Additionally, Staples and Office Depot have reached a timing agreement with the FTC following which Staples and Office Depot have agreed not to close the projected merger until at least forty-five full calendar days after each company has certified substantial compliance with the Second Request.
“We are happy to have accomplished our submission of documents and information to the FTC in connection with the Second Request,” said Ron Sargent, chairman and chief executive officer, Staples. “We will continue to work closely with the FTC, and we look forward to concluding the transaction.”
“I want to thank our teams for their hard work over the past five months gathering and delivering to the FTC a massive amount of information to complete the Second Request,” said Roland Smith, chairman and chief executive officer, Office Depot.

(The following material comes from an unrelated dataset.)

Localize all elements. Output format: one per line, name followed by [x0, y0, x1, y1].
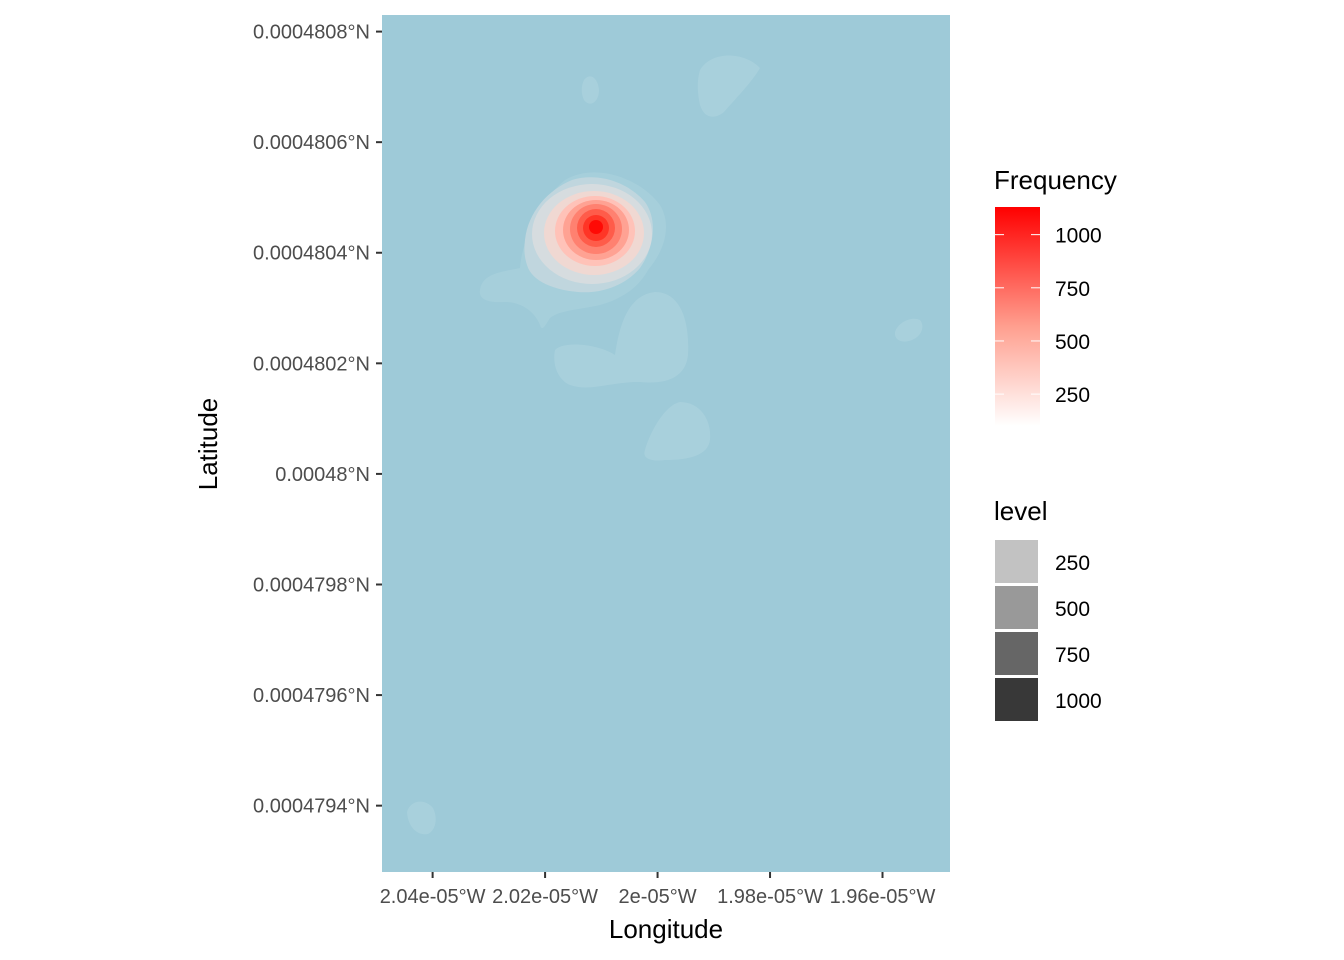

Staples, Inc., together with its auxiliaries, operates office products superstores. It operates through three segments: North American Stores & Online, North American Commercial, and International Operations. The company offers a range of office supplies, business technology products and services, facility and breakroom supplies, computers and mobility products, and office furniture under the Staples, Quill, and other proprietary brands.
Finally, E I Du Pont De Nemours And Co (NYSE:DD), ended its last trade with -0.38% loss, and closed at $51.82.
DuPont declared that it has named John L. Chrosniak, President, DuPont Sustainable Solutions effective Sept. 1, succeeding James R. (Jim) Weigand, who has been designated Chairman & CEO of the DuPont Teijin Films joint venture.
Chrosniak will report to Marc Doyle, senior vice president, DuPont Safety & Protection, while Weigand will report to Patrick E. Lindner, president, DuPont Performance Polymers.
“We thank Jim for his many years of leadership expanding the Sustainable Solutions business at DuPont,” said Doyle. “John brings global business experience with a proven record of success in setting strategy and direction and creating top line growth, and will make an outstanding leader at an important time for Sustainable Solutions.”
Lindner said, “Jim’s deep global leadership experience and incredibly diverse business knowledge will assist strengthen the Teijin Films joint venture worldwide.”
Chrosniak joined DuPont in 2005 and has served in leadership positions in a number of businesses, most recently in Electronics & Communications, where he served as global business director of DuPont Packaging Graphics. Preceding to DuPont, he was senior manager, Strategy & Operations Practice at Deloitte and worked with international clients across different industries. Chrosniak is a graduate of James Madison University and received his MBA from the Darden School at the University of Virginia.
E.I. du Pont de Nemours and Company operates as a science and technology based company worldwide. The company’s Agriculture segment offers corn hybrid, soybean, canola, sunflower, sorghum, inoculants, seed products, wheat, rice, herbicides, fungicides, and insecticides.